The shop is also making this presetter, specifically its Pilot software capabilities, a more integral part of its shop management processes. Volk says the software “fills in the gaps of what ERP doesn’t do.” He is migrating job setup sheets from his comprehensive, homegrown shop management system to the Zoller software, which can be accessed offline on a PC. This makes sense, he believes, because he feels tool presetting is central to ensuring machining accuracy.

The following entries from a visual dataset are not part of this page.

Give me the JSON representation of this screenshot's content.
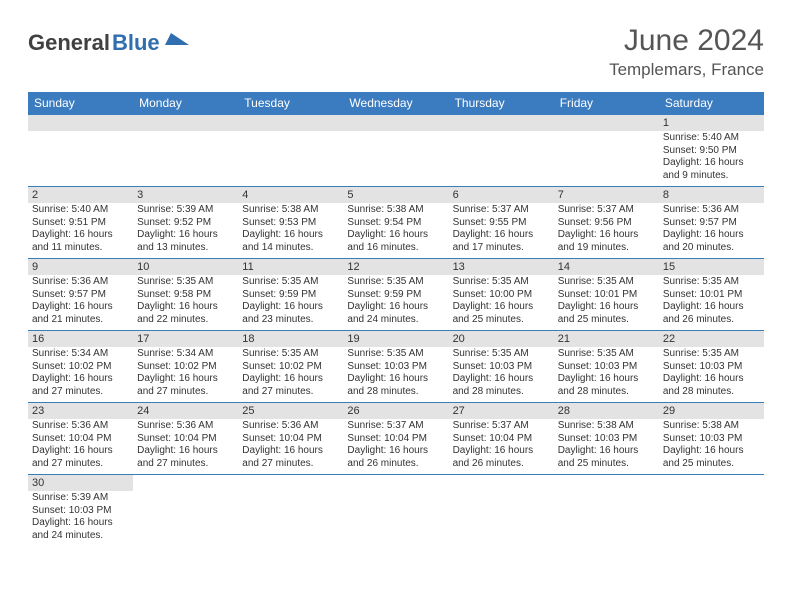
{
  "logo": {
    "text_dark": "General",
    "text_blue": "Blue"
  },
  "header": {
    "title": "June 2024",
    "location": "Templemars, France"
  },
  "colors": {
    "header_bg": "#3b7bbf",
    "header_text": "#ffffff",
    "daybar_bg": "#e3e3e3",
    "border": "#3b7bbf",
    "logo_dark": "#404040",
    "logo_blue": "#2f6fb0",
    "title_gray": "#555555"
  },
  "day_headers": [
    "Sunday",
    "Monday",
    "Tuesday",
    "Wednesday",
    "Thursday",
    "Friday",
    "Saturday"
  ],
  "weeks": [
    [
      null,
      null,
      null,
      null,
      null,
      null,
      {
        "n": "1",
        "sr": "Sunrise: 5:40 AM",
        "ss": "Sunset: 9:50 PM",
        "dl": "Daylight: 16 hours and 9 minutes."
      }
    ],
    [
      {
        "n": "2",
        "sr": "Sunrise: 5:40 AM",
        "ss": "Sunset: 9:51 PM",
        "dl": "Daylight: 16 hours and 11 minutes."
      },
      {
        "n": "3",
        "sr": "Sunrise: 5:39 AM",
        "ss": "Sunset: 9:52 PM",
        "dl": "Daylight: 16 hours and 13 minutes."
      },
      {
        "n": "4",
        "sr": "Sunrise: 5:38 AM",
        "ss": "Sunset: 9:53 PM",
        "dl": "Daylight: 16 hours and 14 minutes."
      },
      {
        "n": "5",
        "sr": "Sunrise: 5:38 AM",
        "ss": "Sunset: 9:54 PM",
        "dl": "Daylight: 16 hours and 16 minutes."
      },
      {
        "n": "6",
        "sr": "Sunrise: 5:37 AM",
        "ss": "Sunset: 9:55 PM",
        "dl": "Daylight: 16 hours and 17 minutes."
      },
      {
        "n": "7",
        "sr": "Sunrise: 5:37 AM",
        "ss": "Sunset: 9:56 PM",
        "dl": "Daylight: 16 hours and 19 minutes."
      },
      {
        "n": "8",
        "sr": "Sunrise: 5:36 AM",
        "ss": "Sunset: 9:57 PM",
        "dl": "Daylight: 16 hours and 20 minutes."
      }
    ],
    [
      {
        "n": "9",
        "sr": "Sunrise: 5:36 AM",
        "ss": "Sunset: 9:57 PM",
        "dl": "Daylight: 16 hours and 21 minutes."
      },
      {
        "n": "10",
        "sr": "Sunrise: 5:35 AM",
        "ss": "Sunset: 9:58 PM",
        "dl": "Daylight: 16 hours and 22 minutes."
      },
      {
        "n": "11",
        "sr": "Sunrise: 5:35 AM",
        "ss": "Sunset: 9:59 PM",
        "dl": "Daylight: 16 hours and 23 minutes."
      },
      {
        "n": "12",
        "sr": "Sunrise: 5:35 AM",
        "ss": "Sunset: 9:59 PM",
        "dl": "Daylight: 16 hours and 24 minutes."
      },
      {
        "n": "13",
        "sr": "Sunrise: 5:35 AM",
        "ss": "Sunset: 10:00 PM",
        "dl": "Daylight: 16 hours and 25 minutes."
      },
      {
        "n": "14",
        "sr": "Sunrise: 5:35 AM",
        "ss": "Sunset: 10:01 PM",
        "dl": "Daylight: 16 hours and 25 minutes."
      },
      {
        "n": "15",
        "sr": "Sunrise: 5:35 AM",
        "ss": "Sunset: 10:01 PM",
        "dl": "Daylight: 16 hours and 26 minutes."
      }
    ],
    [
      {
        "n": "16",
        "sr": "Sunrise: 5:34 AM",
        "ss": "Sunset: 10:02 PM",
        "dl": "Daylight: 16 hours and 27 minutes."
      },
      {
        "n": "17",
        "sr": "Sunrise: 5:34 AM",
        "ss": "Sunset: 10:02 PM",
        "dl": "Daylight: 16 hours and 27 minutes."
      },
      {
        "n": "18",
        "sr": "Sunrise: 5:35 AM",
        "ss": "Sunset: 10:02 PM",
        "dl": "Daylight: 16 hours and 27 minutes."
      },
      {
        "n": "19",
        "sr": "Sunrise: 5:35 AM",
        "ss": "Sunset: 10:03 PM",
        "dl": "Daylight: 16 hours and 28 minutes."
      },
      {
        "n": "20",
        "sr": "Sunrise: 5:35 AM",
        "ss": "Sunset: 10:03 PM",
        "dl": "Daylight: 16 hours and 28 minutes."
      },
      {
        "n": "21",
        "sr": "Sunrise: 5:35 AM",
        "ss": "Sunset: 10:03 PM",
        "dl": "Daylight: 16 hours and 28 minutes."
      },
      {
        "n": "22",
        "sr": "Sunrise: 5:35 AM",
        "ss": "Sunset: 10:03 PM",
        "dl": "Daylight: 16 hours and 28 minutes."
      }
    ],
    [
      {
        "n": "23",
        "sr": "Sunrise: 5:36 AM",
        "ss": "Sunset: 10:04 PM",
        "dl": "Daylight: 16 hours and 27 minutes."
      },
      {
        "n": "24",
        "sr": "Sunrise: 5:36 AM",
        "ss": "Sunset: 10:04 PM",
        "dl": "Daylight: 16 hours and 27 minutes."
      },
      {
        "n": "25",
        "sr": "Sunrise: 5:36 AM",
        "ss": "Sunset: 10:04 PM",
        "dl": "Daylight: 16 hours and 27 minutes."
      },
      {
        "n": "26",
        "sr": "Sunrise: 5:37 AM",
        "ss": "Sunset: 10:04 PM",
        "dl": "Daylight: 16 hours and 26 minutes."
      },
      {
        "n": "27",
        "sr": "Sunrise: 5:37 AM",
        "ss": "Sunset: 10:04 PM",
        "dl": "Daylight: 16 hours and 26 minutes."
      },
      {
        "n": "28",
        "sr": "Sunrise: 5:38 AM",
        "ss": "Sunset: 10:03 PM",
        "dl": "Daylight: 16 hours and 25 minutes."
      },
      {
        "n": "29",
        "sr": "Sunrise: 5:38 AM",
        "ss": "Sunset: 10:03 PM",
        "dl": "Daylight: 16 hours and 25 minutes."
      }
    ],
    [
      {
        "n": "30",
        "sr": "Sunrise: 5:39 AM",
        "ss": "Sunset: 10:03 PM",
        "dl": "Daylight: 16 hours and 24 minutes."
      },
      null,
      null,
      null,
      null,
      null,
      null
    ]
  ]
}
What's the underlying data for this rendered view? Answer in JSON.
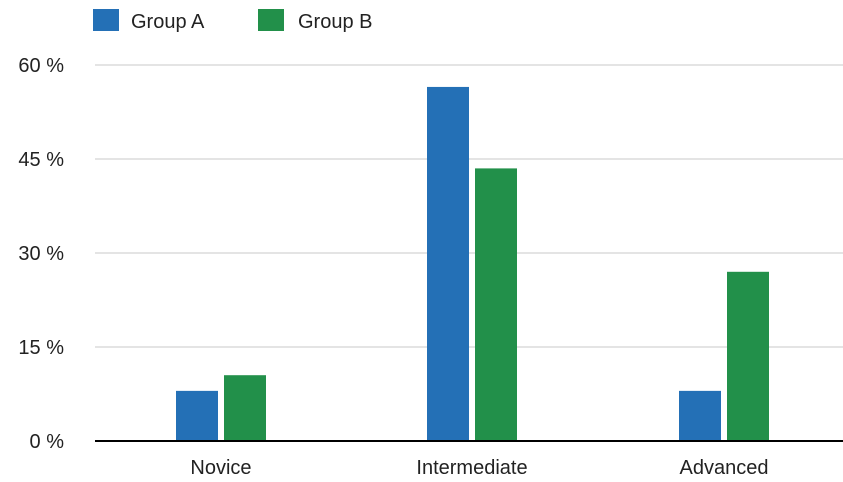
{
  "chart_data": {
    "type": "bar",
    "categories": [
      "Novice",
      "Intermediate",
      "Advanced"
    ],
    "series": [
      {
        "name": "Group A",
        "color": "#2470b6",
        "values": [
          8,
          56.5,
          8
        ]
      },
      {
        "name": "Group B",
        "color": "#22904a",
        "values": [
          10.5,
          43.5,
          27
        ]
      }
    ],
    "y_ticks": [
      {
        "value": 0,
        "label": "0 %"
      },
      {
        "value": 15,
        "label": "15 %"
      },
      {
        "value": 30,
        "label": "30 %"
      },
      {
        "value": 45,
        "label": "45 %"
      },
      {
        "value": 60,
        "label": "60 %"
      }
    ],
    "ylim": [
      0,
      60
    ],
    "grid": true,
    "legend_position": "top-left",
    "title": "",
    "xlabel": "",
    "ylabel": ""
  }
}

Benefits of a Virtual Environment
Since my visit, though, MetalQuest has won a very significant new job for the multi-spindle that simultaneously uses 59 of the machine’s available 62 axes. Harms calls it an “insane setup,” but Index’s Virtual Machine virtualization software was key in pulling it off.
He says Virtual Machine is a software platform Index offers that is a digital clone of the specific machine, so much so that it’s tied to the machine’s actual serial number. The software enables the shop to safely “run and setup” the machine offline.
“You tool up the entire software environment no differently than you’d do with the actual machine,” he explains. “Every toolholder Index offers has an available .stl file and we can mount them in the exact locations we would in the real machine. From there, we build our list of cutting tools, write the code, set any applicable machine tool parameters and then watch the machine virtually cut the part exactly like the real machine would.”
Harms says this helps the shop verify there will be no collisions, and it’s even possible to virtually measure parts as they are being virtually machined. This is done offline so as not to interrupt production.
“Because of the complexity of this new part, we spent about two weeks programming and setting up the machine in Virtual Machine while the actual one was still running a different job,” Harms explains. “By the time we took the machine offline to set up for the new job, we had all the toolholders organized and ready to install as well as fully proven machining code so we could quickly changeover.”